Rack middleware that reads a JWT from the request body and attaches it to the Authorization header. Useful for when your Single Page Application (SPA) needs to authentiate with a Ruby backend, but you're not able to send the token in the Authorization header. E.g. HTML forms, navigator.sendBeacon, etc.
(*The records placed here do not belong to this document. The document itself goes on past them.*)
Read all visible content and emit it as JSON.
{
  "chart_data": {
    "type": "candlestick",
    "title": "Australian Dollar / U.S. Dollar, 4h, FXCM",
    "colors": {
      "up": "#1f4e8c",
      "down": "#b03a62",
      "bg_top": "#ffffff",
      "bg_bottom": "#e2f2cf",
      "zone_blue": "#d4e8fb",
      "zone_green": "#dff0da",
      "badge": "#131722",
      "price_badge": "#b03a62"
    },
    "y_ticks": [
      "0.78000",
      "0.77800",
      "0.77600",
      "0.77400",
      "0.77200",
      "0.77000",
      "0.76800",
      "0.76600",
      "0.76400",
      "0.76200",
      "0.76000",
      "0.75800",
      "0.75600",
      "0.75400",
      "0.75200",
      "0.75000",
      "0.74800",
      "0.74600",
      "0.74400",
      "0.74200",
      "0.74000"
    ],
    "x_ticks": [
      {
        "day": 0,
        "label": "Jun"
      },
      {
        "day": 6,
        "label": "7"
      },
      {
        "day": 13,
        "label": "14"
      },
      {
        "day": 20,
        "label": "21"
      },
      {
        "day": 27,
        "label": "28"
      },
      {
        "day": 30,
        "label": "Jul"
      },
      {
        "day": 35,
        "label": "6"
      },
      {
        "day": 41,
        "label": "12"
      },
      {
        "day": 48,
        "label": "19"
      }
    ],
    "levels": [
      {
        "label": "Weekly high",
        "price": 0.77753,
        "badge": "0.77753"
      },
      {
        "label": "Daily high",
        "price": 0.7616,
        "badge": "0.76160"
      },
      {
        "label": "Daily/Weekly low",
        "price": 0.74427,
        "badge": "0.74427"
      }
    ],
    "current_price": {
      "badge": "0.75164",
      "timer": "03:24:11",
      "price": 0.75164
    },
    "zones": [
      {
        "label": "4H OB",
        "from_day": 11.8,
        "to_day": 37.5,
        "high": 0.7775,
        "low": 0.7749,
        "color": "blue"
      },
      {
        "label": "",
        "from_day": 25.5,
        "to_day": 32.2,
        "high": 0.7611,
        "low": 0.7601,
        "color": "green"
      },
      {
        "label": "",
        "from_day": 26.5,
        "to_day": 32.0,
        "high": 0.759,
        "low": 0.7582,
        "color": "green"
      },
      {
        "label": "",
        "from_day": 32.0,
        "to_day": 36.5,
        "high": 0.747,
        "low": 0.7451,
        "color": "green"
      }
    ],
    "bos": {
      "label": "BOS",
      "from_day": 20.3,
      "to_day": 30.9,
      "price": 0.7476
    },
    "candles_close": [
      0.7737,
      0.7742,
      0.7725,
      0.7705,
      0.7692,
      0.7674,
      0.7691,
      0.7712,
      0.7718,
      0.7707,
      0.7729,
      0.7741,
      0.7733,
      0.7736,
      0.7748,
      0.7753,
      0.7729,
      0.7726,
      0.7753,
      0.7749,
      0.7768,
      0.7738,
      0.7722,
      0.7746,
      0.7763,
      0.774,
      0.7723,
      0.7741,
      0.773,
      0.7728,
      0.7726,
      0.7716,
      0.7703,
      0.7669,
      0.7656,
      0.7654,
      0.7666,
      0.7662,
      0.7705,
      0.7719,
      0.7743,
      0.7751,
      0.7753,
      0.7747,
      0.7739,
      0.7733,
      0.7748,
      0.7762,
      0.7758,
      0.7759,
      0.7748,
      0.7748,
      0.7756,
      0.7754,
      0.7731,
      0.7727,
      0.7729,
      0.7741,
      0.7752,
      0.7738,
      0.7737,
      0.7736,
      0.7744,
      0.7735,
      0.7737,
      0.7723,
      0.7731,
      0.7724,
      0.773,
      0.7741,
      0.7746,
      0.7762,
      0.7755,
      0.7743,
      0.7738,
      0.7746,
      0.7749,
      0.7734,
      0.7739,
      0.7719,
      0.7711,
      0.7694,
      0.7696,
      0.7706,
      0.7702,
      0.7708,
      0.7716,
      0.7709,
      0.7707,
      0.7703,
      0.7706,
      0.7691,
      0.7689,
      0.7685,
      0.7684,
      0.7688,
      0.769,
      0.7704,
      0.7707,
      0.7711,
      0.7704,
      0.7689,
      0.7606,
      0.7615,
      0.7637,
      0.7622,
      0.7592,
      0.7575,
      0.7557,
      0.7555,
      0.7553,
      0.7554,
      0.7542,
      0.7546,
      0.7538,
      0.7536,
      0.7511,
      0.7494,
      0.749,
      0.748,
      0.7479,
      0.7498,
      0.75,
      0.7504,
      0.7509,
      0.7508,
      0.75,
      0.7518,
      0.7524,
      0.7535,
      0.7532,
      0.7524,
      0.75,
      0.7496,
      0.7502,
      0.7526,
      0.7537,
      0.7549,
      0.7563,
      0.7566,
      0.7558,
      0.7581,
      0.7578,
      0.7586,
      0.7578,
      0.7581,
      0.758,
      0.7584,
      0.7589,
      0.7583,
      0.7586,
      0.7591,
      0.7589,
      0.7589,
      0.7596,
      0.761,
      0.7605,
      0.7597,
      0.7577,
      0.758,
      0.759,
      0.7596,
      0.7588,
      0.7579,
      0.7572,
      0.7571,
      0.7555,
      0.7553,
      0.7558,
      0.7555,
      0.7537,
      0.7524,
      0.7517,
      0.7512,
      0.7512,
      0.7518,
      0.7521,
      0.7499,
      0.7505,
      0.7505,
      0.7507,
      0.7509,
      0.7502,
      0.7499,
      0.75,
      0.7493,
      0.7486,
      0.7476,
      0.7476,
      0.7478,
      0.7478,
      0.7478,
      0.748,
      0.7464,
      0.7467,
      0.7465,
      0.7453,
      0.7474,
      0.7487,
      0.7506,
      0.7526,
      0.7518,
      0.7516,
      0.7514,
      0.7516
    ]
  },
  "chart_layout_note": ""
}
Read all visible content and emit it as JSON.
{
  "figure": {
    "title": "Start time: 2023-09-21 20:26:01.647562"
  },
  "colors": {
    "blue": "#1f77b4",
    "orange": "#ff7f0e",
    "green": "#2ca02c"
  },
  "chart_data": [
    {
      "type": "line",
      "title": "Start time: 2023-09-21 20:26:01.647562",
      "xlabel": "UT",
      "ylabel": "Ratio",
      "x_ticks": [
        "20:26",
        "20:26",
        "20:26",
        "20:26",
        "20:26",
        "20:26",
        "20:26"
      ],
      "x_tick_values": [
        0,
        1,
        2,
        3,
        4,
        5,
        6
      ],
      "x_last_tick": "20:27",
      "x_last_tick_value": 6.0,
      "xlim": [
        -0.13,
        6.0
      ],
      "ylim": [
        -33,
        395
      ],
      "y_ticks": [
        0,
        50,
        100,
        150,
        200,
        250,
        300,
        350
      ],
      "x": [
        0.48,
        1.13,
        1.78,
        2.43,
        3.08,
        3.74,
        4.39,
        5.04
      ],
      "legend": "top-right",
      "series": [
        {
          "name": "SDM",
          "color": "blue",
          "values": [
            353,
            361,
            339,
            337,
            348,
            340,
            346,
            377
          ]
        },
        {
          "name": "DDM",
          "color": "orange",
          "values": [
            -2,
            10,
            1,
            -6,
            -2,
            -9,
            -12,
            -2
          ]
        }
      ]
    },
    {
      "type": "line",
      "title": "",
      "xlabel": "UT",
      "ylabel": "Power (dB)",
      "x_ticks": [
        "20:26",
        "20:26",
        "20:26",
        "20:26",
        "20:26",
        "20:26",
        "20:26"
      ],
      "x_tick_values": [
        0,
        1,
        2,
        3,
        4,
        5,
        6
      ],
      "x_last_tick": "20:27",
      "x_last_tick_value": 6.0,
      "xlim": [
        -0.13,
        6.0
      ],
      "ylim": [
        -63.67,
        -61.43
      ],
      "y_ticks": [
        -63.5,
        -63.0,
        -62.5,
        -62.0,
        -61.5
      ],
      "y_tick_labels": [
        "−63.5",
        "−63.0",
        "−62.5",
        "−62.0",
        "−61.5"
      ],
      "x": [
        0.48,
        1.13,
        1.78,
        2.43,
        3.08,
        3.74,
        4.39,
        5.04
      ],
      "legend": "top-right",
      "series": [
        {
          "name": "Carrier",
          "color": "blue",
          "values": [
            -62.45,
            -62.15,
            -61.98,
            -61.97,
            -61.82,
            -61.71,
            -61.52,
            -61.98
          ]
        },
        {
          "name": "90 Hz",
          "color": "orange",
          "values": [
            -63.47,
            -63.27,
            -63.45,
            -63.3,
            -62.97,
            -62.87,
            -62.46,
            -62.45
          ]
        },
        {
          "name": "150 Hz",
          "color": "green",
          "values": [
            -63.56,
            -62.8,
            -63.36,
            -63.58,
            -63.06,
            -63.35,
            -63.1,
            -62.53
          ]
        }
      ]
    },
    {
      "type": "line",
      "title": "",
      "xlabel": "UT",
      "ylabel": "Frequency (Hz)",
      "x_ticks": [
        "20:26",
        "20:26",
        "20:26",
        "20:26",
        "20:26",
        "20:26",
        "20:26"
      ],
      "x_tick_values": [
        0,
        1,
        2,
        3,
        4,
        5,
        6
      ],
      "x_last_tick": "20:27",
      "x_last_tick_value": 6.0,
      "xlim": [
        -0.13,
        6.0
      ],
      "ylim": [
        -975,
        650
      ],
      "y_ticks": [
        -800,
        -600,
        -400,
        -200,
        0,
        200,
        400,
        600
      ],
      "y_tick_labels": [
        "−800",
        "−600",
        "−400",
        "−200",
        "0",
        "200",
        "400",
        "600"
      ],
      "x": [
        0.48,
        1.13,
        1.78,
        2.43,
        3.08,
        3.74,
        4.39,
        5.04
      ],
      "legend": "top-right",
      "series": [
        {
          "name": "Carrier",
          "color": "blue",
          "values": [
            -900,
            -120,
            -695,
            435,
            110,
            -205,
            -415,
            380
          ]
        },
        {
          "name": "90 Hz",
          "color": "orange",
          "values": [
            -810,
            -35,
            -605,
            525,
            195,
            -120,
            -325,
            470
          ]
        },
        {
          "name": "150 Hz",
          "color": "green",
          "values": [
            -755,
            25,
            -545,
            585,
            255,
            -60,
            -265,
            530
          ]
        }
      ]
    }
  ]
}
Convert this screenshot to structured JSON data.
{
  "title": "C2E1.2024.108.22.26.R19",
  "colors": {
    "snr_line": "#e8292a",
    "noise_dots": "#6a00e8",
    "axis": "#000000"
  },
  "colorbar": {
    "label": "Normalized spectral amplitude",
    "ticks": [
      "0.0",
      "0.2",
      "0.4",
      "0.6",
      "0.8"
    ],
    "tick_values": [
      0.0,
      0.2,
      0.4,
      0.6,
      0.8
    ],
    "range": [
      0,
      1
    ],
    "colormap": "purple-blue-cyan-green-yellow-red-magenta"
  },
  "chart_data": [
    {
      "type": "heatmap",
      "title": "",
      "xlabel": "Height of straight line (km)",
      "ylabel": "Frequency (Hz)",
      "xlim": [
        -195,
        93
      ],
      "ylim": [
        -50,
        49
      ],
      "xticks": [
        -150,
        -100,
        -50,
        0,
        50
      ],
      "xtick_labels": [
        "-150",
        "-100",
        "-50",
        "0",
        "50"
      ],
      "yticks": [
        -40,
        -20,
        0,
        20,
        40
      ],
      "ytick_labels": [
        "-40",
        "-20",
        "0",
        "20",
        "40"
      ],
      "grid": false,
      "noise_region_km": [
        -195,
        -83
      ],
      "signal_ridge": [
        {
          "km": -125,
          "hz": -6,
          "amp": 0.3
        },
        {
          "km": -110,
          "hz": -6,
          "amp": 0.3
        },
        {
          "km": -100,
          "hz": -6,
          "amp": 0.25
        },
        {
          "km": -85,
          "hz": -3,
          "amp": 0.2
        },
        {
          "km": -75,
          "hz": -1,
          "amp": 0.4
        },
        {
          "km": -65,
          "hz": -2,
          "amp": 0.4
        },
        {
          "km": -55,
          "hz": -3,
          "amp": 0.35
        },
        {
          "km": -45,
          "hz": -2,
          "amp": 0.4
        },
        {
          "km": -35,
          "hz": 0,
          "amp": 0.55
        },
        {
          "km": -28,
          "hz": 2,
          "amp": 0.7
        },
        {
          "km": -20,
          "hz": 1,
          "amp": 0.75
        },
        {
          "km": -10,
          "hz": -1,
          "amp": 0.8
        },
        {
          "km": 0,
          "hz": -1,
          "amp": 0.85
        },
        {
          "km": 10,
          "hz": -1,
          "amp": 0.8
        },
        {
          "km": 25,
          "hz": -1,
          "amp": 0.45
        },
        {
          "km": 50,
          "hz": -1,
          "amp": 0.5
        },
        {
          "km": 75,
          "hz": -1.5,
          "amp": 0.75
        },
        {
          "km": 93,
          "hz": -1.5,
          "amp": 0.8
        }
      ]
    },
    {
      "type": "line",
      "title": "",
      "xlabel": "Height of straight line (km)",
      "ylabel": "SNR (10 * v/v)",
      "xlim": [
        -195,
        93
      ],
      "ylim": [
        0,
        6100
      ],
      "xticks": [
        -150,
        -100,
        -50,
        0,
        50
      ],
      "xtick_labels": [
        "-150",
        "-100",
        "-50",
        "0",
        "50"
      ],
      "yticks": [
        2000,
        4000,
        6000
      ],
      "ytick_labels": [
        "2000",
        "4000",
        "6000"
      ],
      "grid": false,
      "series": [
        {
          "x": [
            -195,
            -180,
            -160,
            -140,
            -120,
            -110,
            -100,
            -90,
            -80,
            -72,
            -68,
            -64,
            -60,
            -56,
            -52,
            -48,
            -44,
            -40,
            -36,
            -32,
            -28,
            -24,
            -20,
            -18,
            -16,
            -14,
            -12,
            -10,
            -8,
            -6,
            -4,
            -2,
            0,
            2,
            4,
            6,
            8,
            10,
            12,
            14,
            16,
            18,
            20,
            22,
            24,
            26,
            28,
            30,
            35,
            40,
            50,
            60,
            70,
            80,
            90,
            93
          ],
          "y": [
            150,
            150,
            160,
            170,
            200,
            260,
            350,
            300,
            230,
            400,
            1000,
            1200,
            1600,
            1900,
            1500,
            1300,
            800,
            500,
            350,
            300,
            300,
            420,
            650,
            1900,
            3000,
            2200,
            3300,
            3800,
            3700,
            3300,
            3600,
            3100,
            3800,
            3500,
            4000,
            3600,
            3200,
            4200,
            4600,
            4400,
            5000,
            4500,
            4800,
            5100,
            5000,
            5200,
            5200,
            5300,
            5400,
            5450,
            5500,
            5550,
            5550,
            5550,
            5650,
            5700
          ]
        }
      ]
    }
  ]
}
Add this line to your application's Gemfile:
gem 'jwtoken'And then execute:
$ bundle
Or install it yourself as:
$ gem install jwtoken
Add Jwtoken::Middleware to beginning of middleware stack:
environment.rb
config.middleware.insert_before 1, Jwtoken::Middleware
Jwtoken currently supports two Content-Types, where the request body includes the jwt_token:
-
'Content-Type': 'application/json'
- { jwt_token: "Bearer efgxyz"}
-
'Content-Type': 'application/x-www-form-urlencoded'
- 'jwt_token=Bearer+efgxyz'
Given your request Content-Type header is one of the above and the body includes jwt_token as seen above your Rack Api will see the JWT correctly included in the Authorization header: Authorization: 'Bearer efgxyz'
After checking out the repo, run bin/setup to install dependencies. Then, run rake spec to run the tests. You can also run bin/console for an interactive prompt that will allow you to experiment.
To install this gem onto your local machine, run bundle exec rake install.
Bug reports and pull requests welcome!
The gem is available as open source under the terms of the MIT License.